Sciencemadness Discussion Board

Preparation of ionic phosphide from red P

woelen - 14-3-2019 at 08:18

I want to perform some experiments with PH3 in a somewhat easier way than I can do now. I need to heat white P in concentrated alkali solutions. This is dangerous and white P is not something which one can easily obtain in decent quantities (nor do I want that, given the high risk of storing much of it).

So, I thought about getting some metal phosphides, like Ca3P3, Mg3P2, or AlP. Adding these to cold dilute HCl conveniently gives a nice and steady flow of PH3 (possibly mixed in with some H2 and P2H4). I have been looking for these phosphides, but they are amazingly hard to find. I do not know any company who sells one of these chemicals to a private person.

Next thing I was thinking about is making it myself. Red P is no problem. I also have powdered Mg and powdered Zn. I tried mixing stoichiometric amounts of finely powdered red P with finely powdered Mg or Zn, but such a mix is not suitable for making the metal phosphide. The reaction is very fast, like burning black powder and all phosphide escapes as smoke and burns up in the air because it is very hot. I only tried with small amounts, unconfined. I didn't have the guts to try this in a test tube. The reaction is so violent that it may explode or at least be ejected from the tube, giving a big flame.

How would you proceed in making the phosphide? I have seen descriptions of processes, where vapor of phosphorus is led over finely divided metal in a red hot quartz tube, but that is not the kind of things I can do in my lab. Does one of you know of any other way of making ionic phosphides? If you know of a company in the EU which sells Ca3P2, Mg3P2, Zn3P2 or AlP to private individuals then that also is an option for me.

DavidJR - 14-3-2019 at 08:26

Maybe the problem is white phosphorus vapour and fine metal particles reacting with oxygen at high temp. It might be worth trying it in a test tube with a blanket of argon gas to see if it's less violent that way.

SWIM - 14-3-2019 at 08:42

Moletox mole and gopher killer is 2% zinc phosphide.
And $13 US per pound on ebay.

Bet you could get some fairly pure PH3 from that.

Ubya - 14-3-2019 at 09:57

Quote: Originally posted by SWIM  
Moletox mole and gopher killer is 2% zinc phosphide.
And $13 US per pound on ebay.

Bet you could get some fairly pure PH3 from that.

So $13 for 13 grams of zinc phosphide
PS i read on wikipedia
Quote:

AlP is used as a rodenticide, insecticide, and fumigant for stored cereal grains.

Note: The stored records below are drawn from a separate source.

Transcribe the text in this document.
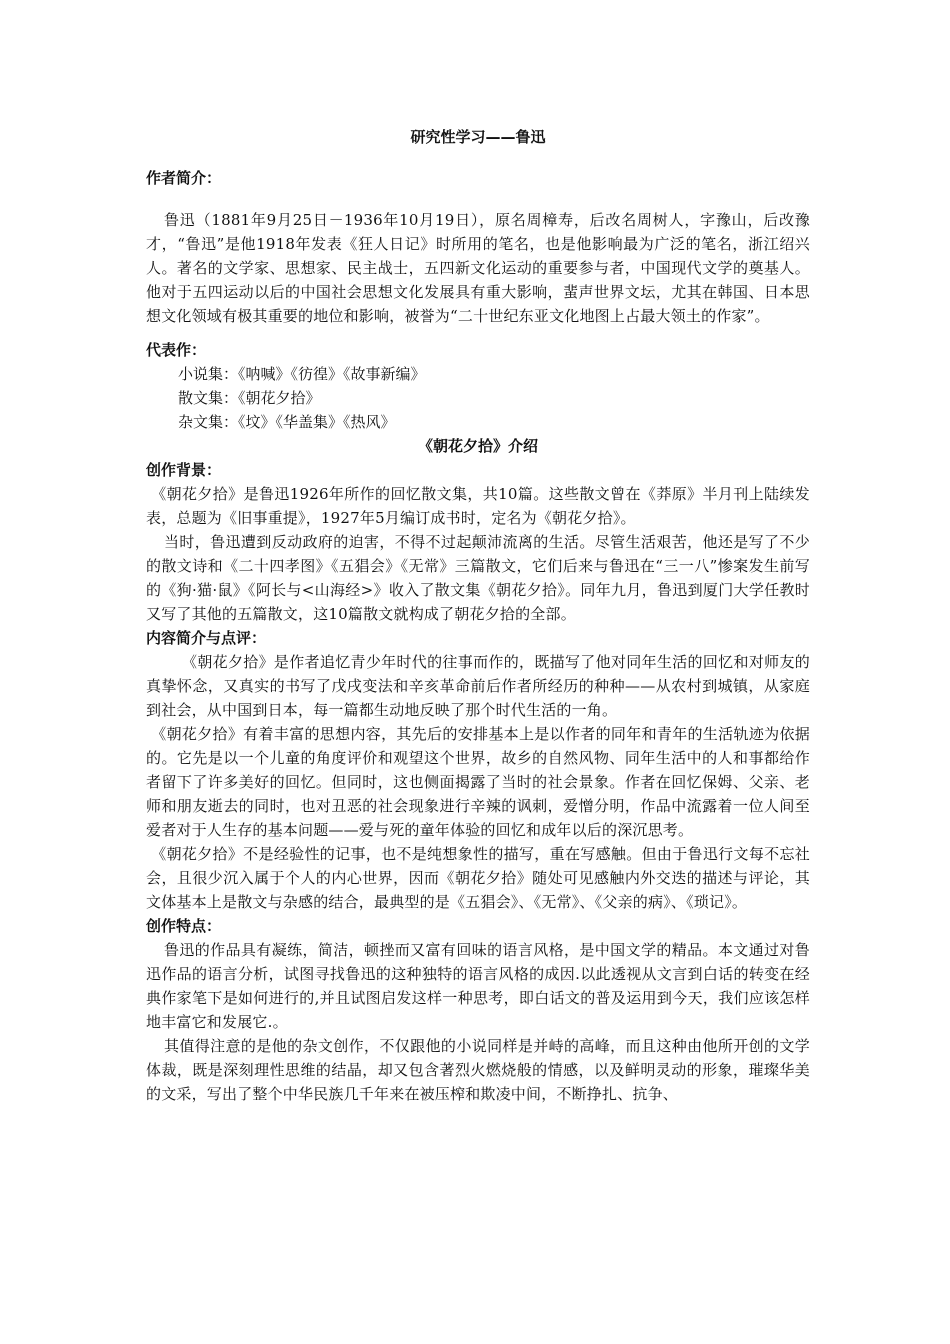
研究性学习——鲁迅
作者简介：

鲁迅（1881年9月25日－1936年10月19日），原名周樟寿，后改名周树人，字豫山，后改豫才，“鲁迅”是他1918年发表《狂人日记》时所用的笔名，也是他影响最为广泛的笔名，浙江绍兴人。著名的文学家、思想家、民主战士，五四新文化运动的重要参与者，中国现代文学的奠基人。他对于五四运动以后的中国社会思想文化发展具有重大影响，蜚声世界文坛，尤其在韩国、日本思想文化领域有极其重要的地位和影响，被誉为“二十世纪东亚文化地图上占最大领土的作家”。

代表作：

小说集：《呐喊》《彷徨》《故事新编》

散文集：《朝花夕拾》

杂文集：《坟》《华盖集》《热风》

《朝花夕拾》介绍
创作背景：

《朝花夕拾》是鲁迅1926年所作的回忆散文集，共10篇。这些散文曾在《莽原》半月刊上陆续发表，总题为《旧事重提》，1927年5月编订成书时，定名为《朝花夕拾》。

当时，鲁迅遭到反动政府的迫害，不得不过起颠沛流离的生活。尽管生活艰苦，他还是写了不少的散文诗和《二十四孝图》《五猖会》《无常》三篇散文，它们后来与鲁迅在“三一八”惨案发生前写的《狗·猫·鼠》《阿长与<山海经>》收入了散文集《朝花夕拾》。同年九月，鲁迅到厦门大学任教时又写了其他的五篇散文，这10篇散文就构成了朝花夕拾的全部。

内容简介与点评：

《朝花夕拾》是作者追忆青少年时代的往事而作的，既描写了他对同年生活的回忆和对师友的真挚怀念，又真实的书写了戊戌变法和辛亥革命前后作者所经历的种种——从农村到城镇，从家庭到社会，从中国到日本，每一篇都生动地反映了那个时代生活的一角。

《朝花夕拾》有着丰富的思想内容，其先后的安排基本上是以作者的同年和青年的生活轨迹为依据的。它先是以一个儿童的角度评价和观望这个世界，故乡的自然风物、同年生活中的人和事都给作者留下了许多美好的回忆。但同时，这也侧面揭露了当时的社会景象。作者在回忆保姆、父亲、老师和朋友逝去的同时，也对丑恶的社会现象进行辛辣的讽刺，爱憎分明，作品中流露着一位人间至爱者对于人生存的基本问题——爱与死的童年体验的回忆和成年以后的深沉思考。

《朝花夕拾》不是经验性的记事，也不是纯想象性的描写，重在写感触。但由于鲁迅行文每不忘社会，且很少沉入属于个人的内心世界，因而《朝花夕拾》随处可见感触内外交迭的描述与评论，其文体基本上是散文与杂感的结合，最典型的是《五猖会》、《无常》、《父亲的病》、《琐记》。

创作特点：

鲁迅的作品具有凝练，简洁，顿挫而又富有回味的语言风格，是中国文学的精品。本文通过对鲁迅作品的语言分析，试图寻找鲁迅的这种独特的语言风格的成因.以此透视从文言到白话的转变在经典作家笔下是如何进行的,并且试图启发这样一种思考，即白话文的普及运用到今天，我们应该怎样地丰富它和发展它.。

其值得注意的是他的杂文创作，不仅跟他的小说同样是并峙的高峰，而且这种由他所开创的文学体裁，既是深刻理性思维的结晶，却又包含著烈火燃烧般的情感，以及鲜明灵动的形象，璀璨华美的文采，写出了整个中华民族几千年来在被压榨和欺凌中间，不断挣扎、抗争、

It is used to kill small verminous mammals such as moles and rodents. The tablets or pellets, known as "wheat pills", typically also contain other chemicals that evolve ammonia which helps to reduce the potential for spontaneous ignition or explosion of the phosphine gas.

So maybe it's not a viable source

[Edited on 14-3-2019 by Ubya]

Metacelsus - 15-3-2019 at 00:28

Maybe you could try reacting excess magnesium or aluminum with a phosphate salt (for example, sodium metaphosphate) at high temperature?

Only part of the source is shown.